Getting kids ready for school isn't expected to be cheap: The National Retail Federation is predicting back-to-school spending will average more than $688 per K-12 student, up from $603 last year.
That's welcome news for retailers, as back-to-school spending is expected to count for $30.3 billion in total sales. Combined with an additional $50 billion or so in spending to get students ready to leave for college, that makes summer school shopping the second-biggest annual retail event, behind only the winter holidays, NRF says.
But everything isn't rosy. Even though shoppers are planning to spend more on backpacks, pencils, computers and other school-related supplies than last year, 85 percent of those surveyed by NRF said concerns about the economy will influence how, what, when and where they shop.
Here are a few more quick points from the NRF:
- Expect pretty good discounts. "We fully expect retailers to be aggressive with their promotions both in-store and online, keeping an eye on inventory levels as families look to spread out their shopping throughout the entire summer," said NRF chief executive Matthew Shay, in a statement.
- The percentage of shoppers surveyed who are buying at least one back-to-school item online has grown from 10.9 percent in 2003 to 39.6 percent this year.

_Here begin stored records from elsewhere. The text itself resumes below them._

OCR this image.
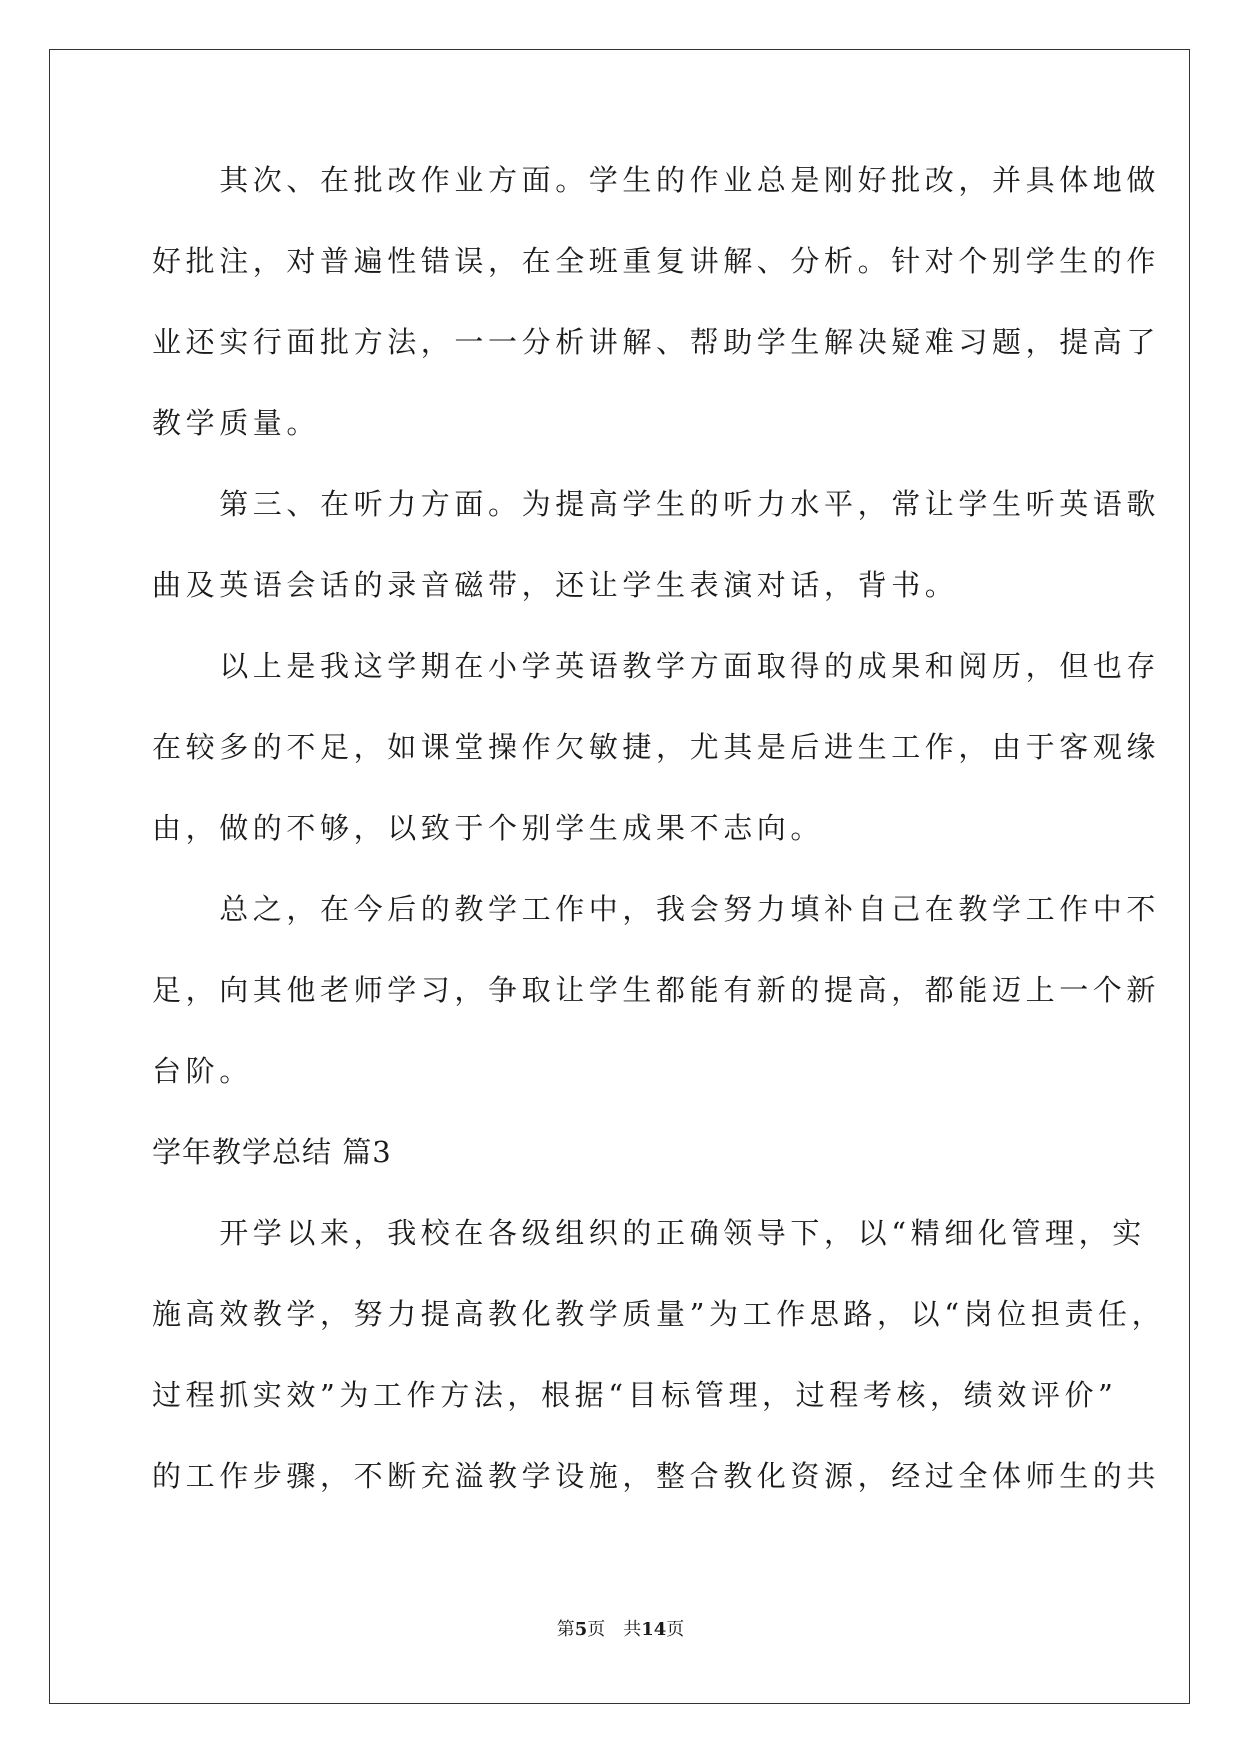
　　其次、在批改作业方面。学生的作业总是刚好批改，并具体地做
好批注，对普遍性错误，在全班重复讲解、分析。针对个别学生的作
业还实行面批方法，一一分析讲解、帮助学生解决疑难习题，提高了
教学质量。
　　第三、在听力方面。为提高学生的听力水平，常让学生听英语歌
曲及英语会话的录音磁带，还让学生表演对话，背书。
　　以上是我这学期在小学英语教学方面取得的成果和阅历，但也存
在较多的不足，如课堂操作欠敏捷，尤其是后进生工作，由于客观缘
由，做的不够，以致于个别学生成果不志向。
　　总之，在今后的教学工作中，我会努力填补自己在教学工作中不
足，向其他老师学习，争取让学生都能有新的提高，都能迈上一个新
台阶。
学年教学总结 篇3
　　开学以来，我校在各级组织的正确领导下，以“精细化管理，实
施高效教学，努力提高教化教学质量”为工作思路，以“岗位担责任，
过程抓实效”为工作方法，根据“目标管理，过程考核，绩效评价”
的工作步骤，不断充溢教学设施，整合教化资源，经过全体师生的共
第5页　共14页
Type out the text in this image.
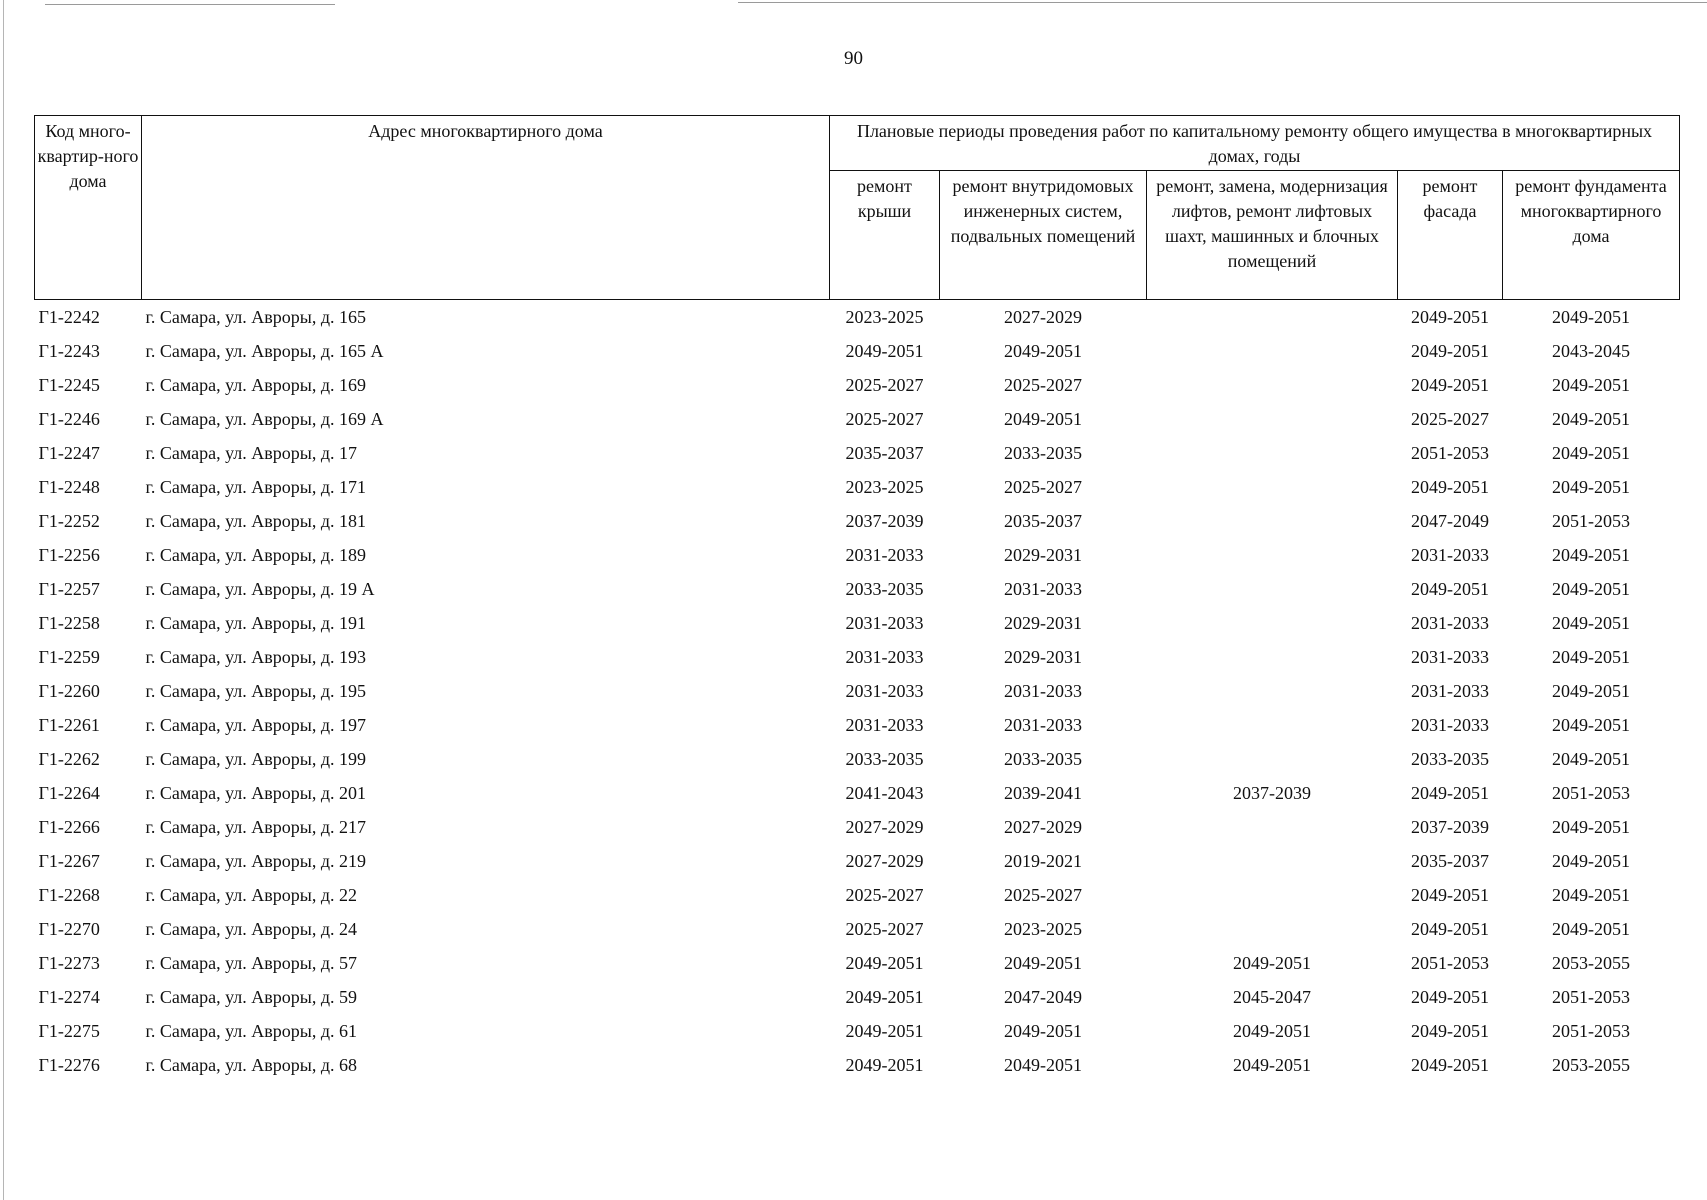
90
Код много-квартир-ного дома	Адрес многоквартирного дома	Плановые периоды проведения работ по капитальному ремонту общего имущества в многоквартирных домах, годы				
		ремонт крыши	ремонт внутридомовых инженерных систем, подвальных помещений	ремонт, замена, модернизация лифтов, ремонт лифтовых шахт, машинных и блочных помещений	ремонт фасада	ремонт фундамента многоквартирного дома
Г1-2242	г. Самара, ул. Авроры, д. 165	2023-2025	2027-2029		2049-2051	2049-2051
Г1-2243	г. Самара, ул. Авроры, д. 165 А	2049-2051	2049-2051		2049-2051	2043-2045
Г1-2245	г. Самара, ул. Авроры, д. 169	2025-2027	2025-2027		2049-2051	2049-2051
Г1-2246	г. Самара, ул. Авроры, д. 169 А	2025-2027	2049-2051		2025-2027	2049-2051
Г1-2247	г. Самара, ул. Авроры, д. 17	2035-2037	2033-2035		2051-2053	2049-2051
Г1-2248	г. Самара, ул. Авроры, д. 171	2023-2025	2025-2027		2049-2051	2049-2051
Г1-2252	г. Самара, ул. Авроры, д. 181	2037-2039	2035-2037		2047-2049	2051-2053
Г1-2256	г. Самара, ул. Авроры, д. 189	2031-2033	2029-2031		2031-2033	2049-2051
Г1-2257	г. Самара, ул. Авроры, д. 19 А	2033-2035	2031-2033		2049-2051	2049-2051
Г1-2258	г. Самара, ул. Авроры, д. 191	2031-2033	2029-2031		2031-2033	2049-2051
Г1-2259	г. Самара, ул. Авроры, д. 193	2031-2033	2029-2031		2031-2033	2049-2051
Г1-2260	г. Самара, ул. Авроры, д. 195	2031-2033	2031-2033		2031-2033	2049-2051
Г1-2261	г. Самара, ул. Авроры, д. 197	2031-2033	2031-2033		2031-2033	2049-2051
Г1-2262	г. Самара, ул. Авроры, д. 199	2033-2035	2033-2035		2033-2035	2049-2051
Г1-2264	г. Самара, ул. Авроры, д. 201	2041-2043	2039-2041	2037-2039	2049-2051	2051-2053
Г1-2266	г. Самара, ул. Авроры, д. 217	2027-2029	2027-2029		2037-2039	2049-2051
Г1-2267	г. Самара, ул. Авроры, д. 219	2027-2029	2019-2021		2035-2037	2049-2051
Г1-2268	г. Самара, ул. Авроры, д. 22	2025-2027	2025-2027		2049-2051	2049-2051
Г1-2270	г. Самара, ул. Авроры, д. 24	2025-2027	2023-2025		2049-2051	2049-2051
Г1-2273	г. Самара, ул. Авроры, д. 57	2049-2051	2049-2051	2049-2051	2051-2053	2053-2055
Г1-2274	г. Самара, ул. Авроры, д. 59	2049-2051	2047-2049	2045-2047	2049-2051	2051-2053
Г1-2275	г. Самара, ул. Авроры, д. 61	2049-2051	2049-2051	2049-2051	2049-2051	2051-2053
Г1-2276	г. Самара, ул. Авроры, д. 68	2049-2051	2049-2051	2049-2051	2049-2051	2053-2055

- That 39.6 percent of shoppers buying things online are planning to spend $874, significantly more than the survey's average (I wonder if online shopping is correlated with a higher income level, or if online shoppers are more likely to be purchasing big-ticket items, like a new laptop).
- The number of people who need to do back-to-school shopping for K-12 students is pretty big: 3 in 10 families noted they have children ages 6 to 17.
- Preparing to send a college freshman away to school is the most expensive back-to-school shopping you can do. The average cost for outfitting a college freshman: $929. Don't worry, though: That drops to $680 for seniors.